2. Des mesures concrètes ont-elles été prises ou envisagées pour éviter toute implication directe ou indirecte de la commune avec des sociétés ou entités visées par la motion notamment en matière de marché public ? Pourriez-vous nous en fournir le détail ? Nous avons contacté le service public régional pour savoir si au travers du programme Optiris ou d'une auitre manière un monitoring a été mis en place et il nous fut répondu ce qui suit : "il n’existe en effet pas de monitoring à l’échelle régionale des soumissionnaires ou adjudicataires dans le chef desquels une participation (directe ou indirecte) à des violations des droits humains aurait été constatée. Un tel monitoring supposerait du reste, outre la présence, dans les cahiers spéciaux des charges, de clauses visant à exclure de telles soumissionnaires/ adjudicataires, qu’une série de critères aient pu être définis visant à assurer la mise en œuvre de telles clauses. Or, contrairement à ce qui est le cas par exemple pour le conflit armé en Ukraine, il n’existe pas de cadre légal ou réglementaire qui porterait sur de tels critères et qui permettrait d’objectiver le monitoring évoqué". Plus récemment, ayant été contacté par Paradigm pour connaître notre intérêt à contracter avec Microsoft pour entrer dans le cloud Azure et conscient de critique sur l'utilisaqtion de ce cloud et des services y associés dans une surveillance de masse par Israël des territoires occupés, nous nous sommes enquis des mesures prises à ce sujet et il nous a été répondu ce qui suit : "Nous comprenons votre interpellation, cependant, si les institutions de tutelle estiment que de telles mesures (légitimes ou non) doivent être prises, il appartient alors au parlement de légiférer et au gouvernement se charger de son exécution, notamment au sein de son administration. A défaut, l'adminitration publique a un devoir de réserve et de neutralité. "

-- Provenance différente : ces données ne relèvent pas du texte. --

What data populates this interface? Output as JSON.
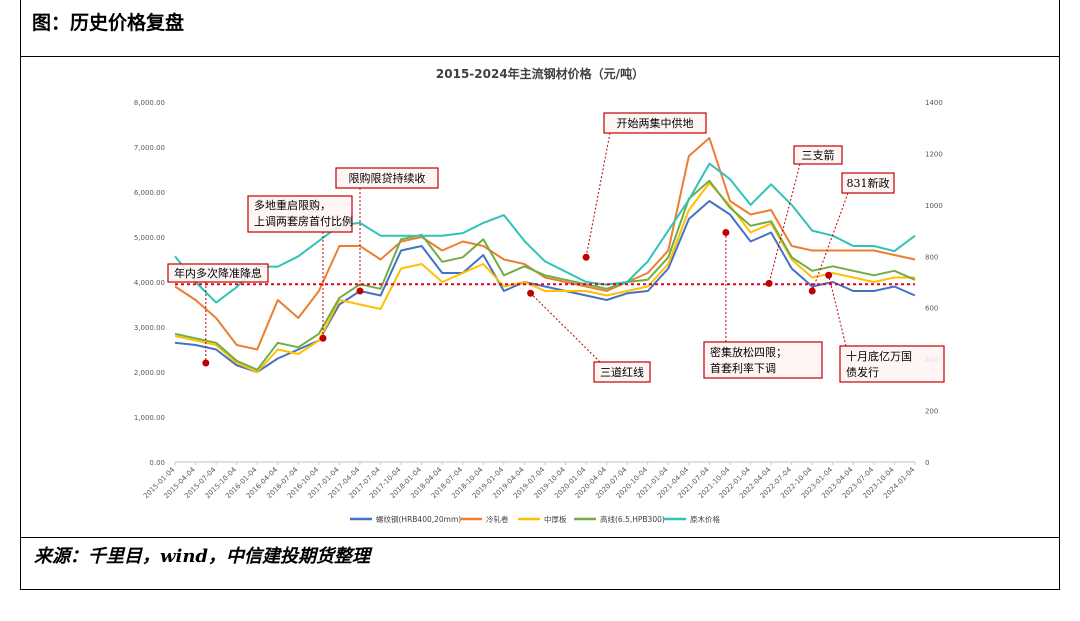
{
  "page": {
    "heading": "图：历史价格复盘",
    "source": "来源：千里目，wind，中信建投期货整理"
  },
  "chart_data": {
    "type": "line",
    "title": "2015-2024年主流钢材价格（元/吨）",
    "xlabel": "",
    "ylabel": "",
    "ylim": [
      0,
      8000
    ],
    "y2lim": [
      0,
      1400
    ],
    "yticks": [
      "8,000.00",
      "7,000.00",
      "6,000.00",
      "5,000.00",
      "4,000.00",
      "3,000.00",
      "2,000.00",
      "1,000.00",
      "0.00"
    ],
    "y2ticks": [
      "1400",
      "1200",
      "1000",
      "800",
      "600",
      "400",
      "200",
      "0"
    ],
    "categories": [
      "2015-01-04",
      "2015-04-04",
      "2015-07-04",
      "2015-10-04",
      "2016-01-04",
      "2016-04-04",
      "2016-07-04",
      "2016-10-04",
      "2017-01-04",
      "2017-04-04",
      "2017-07-04",
      "2017-10-04",
      "2018-01-04",
      "2018-04-04",
      "2018-07-04",
      "2018-10-04",
      "2019-01-04",
      "2019-04-04",
      "2019-07-04",
      "2019-10-04",
      "2020-01-04",
      "2020-04-04",
      "2020-07-04",
      "2020-10-04",
      "2021-01-04",
      "2021-04-04",
      "2021-07-04",
      "2021-10-04",
      "2022-01-04",
      "2022-04-04",
      "2022-07-04",
      "2022-10-04",
      "2023-01-04",
      "2023-04-04",
      "2023-07-04",
      "2023-10-04",
      "2024-01-04"
    ],
    "reference_line": {
      "value": 3950,
      "color": "#e0001b"
    },
    "series": [
      {
        "name": "螺纹钢(HRB400,20mm)",
        "axis": "left",
        "color": "#4472c4",
        "values": [
          2650,
          2600,
          2500,
          2150,
          2000,
          2300,
          2500,
          2700,
          3500,
          3800,
          3700,
          4700,
          4800,
          4200,
          4200,
          4600,
          3800,
          4000,
          3900,
          3800,
          3700,
          3600,
          3750,
          3800,
          4300,
          5400,
          5800,
          5500,
          4900,
          5100,
          4300,
          3900,
          4000,
          3800,
          3800,
          3900,
          3700
        ]
      },
      {
        "name": "冷轧卷",
        "axis": "left",
        "color": "#ed7d31",
        "values": [
          3900,
          3600,
          3200,
          2600,
          2500,
          3600,
          3200,
          3800,
          4800,
          4800,
          4500,
          4900,
          5000,
          4700,
          4900,
          4800,
          4500,
          4400,
          4100,
          4000,
          3900,
          3800,
          4000,
          4200,
          4700,
          6800,
          7200,
          5800,
          5500,
          5600,
          4800,
          4700,
          4700,
          4700,
          4700,
          4600,
          4500
        ]
      },
      {
        "name": "中厚板",
        "axis": "left",
        "color": "#ffc000",
        "values": [
          2800,
          2700,
          2600,
          2200,
          2000,
          2500,
          2400,
          2700,
          3600,
          3500,
          3400,
          4300,
          4400,
          4000,
          4200,
          4400,
          3900,
          4000,
          3800,
          3800,
          3800,
          3700,
          3800,
          3900,
          4400,
          5600,
          6200,
          5700,
          5100,
          5300,
          4500,
          4100,
          4200,
          4100,
          4000,
          4100,
          4100
        ]
      },
      {
        "name": "高线(6.5,HPB300)",
        "axis": "left",
        "color": "#70ad47",
        "values": [
          2850,
          2750,
          2650,
          2250,
          2050,
          2650,
          2550,
          2850,
          3650,
          3950,
          3850,
          4950,
          5050,
          4450,
          4550,
          4950,
          4150,
          4350,
          4150,
          4050,
          3950,
          3850,
          4000,
          4050,
          4550,
          5850,
          6250,
          5650,
          5250,
          5350,
          4550,
          4250,
          4350,
          4250,
          4150,
          4250,
          4050
        ]
      },
      {
        "name": "原木价格",
        "axis": "right",
        "color": "#2ec4b6",
        "values": [
          800,
          700,
          620,
          680,
          760,
          760,
          800,
          860,
          920,
          930,
          880,
          880,
          880,
          880,
          890,
          930,
          960,
          860,
          780,
          740,
          700,
          690,
          700,
          780,
          900,
          1020,
          1160,
          1100,
          1000,
          1080,
          1000,
          900,
          880,
          840,
          840,
          820,
          880
        ]
      }
    ],
    "events": [
      {
        "label": "年内多次降准降息",
        "date_index": 1.5,
        "value": 2200
      },
      {
        "label": "多地重启限购，上调两套房首付比例",
        "date_index": 7.2,
        "value": 2750
      },
      {
        "label": "限购限贷持续收",
        "date_index": 9.0,
        "value": 3800
      },
      {
        "label": "开始两集中供地",
        "date_index": 20.0,
        "value": 4550
      },
      {
        "label": "三道红线",
        "date_index": 17.3,
        "value": 3750
      },
      {
        "label": "密集放松四限；首套利率下调",
        "date_index": 26.8,
        "value": 5100
      },
      {
        "label": "三支箭",
        "date_index": 28.9,
        "value": 3970
      },
      {
        "label": "831新政",
        "date_index": 31.0,
        "value": 3800
      },
      {
        "label": "十月底亿万国债发行",
        "date_index": 31.8,
        "value": 4150
      }
    ],
    "grid": false,
    "legend_placement": "bottom"
  }
}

3. Des courriers, prises de position ou transmissions officielles ont-ils été adressés aux niveaux de pouvoir concernés, à savoir au gouvernement Bruxellois et au gouvernement Fédéral, à la suite de cette motion ? Pourriez-vous nous en transmettre copie, nous informer de la date d’envoi ainsi que des éventuelles réponses ?
o Envoi par e-mail aux 18 communes de la RBC le 30.06.2025 – aucune réponse
o Envoi par courrier le 30.06.2025 à Brulocalis, à la Mission de Palestine auprès de la Belgique, au Président du Parlement bruxellois, au Ministre-Président de la RBC, au Ministre des Affaires étrangères, au Premier Ministre et au Président de la Chambre – aucune réponse
o Le 7 juillet nous avons reçu une réponse par e-mail de la ville de Ramallah.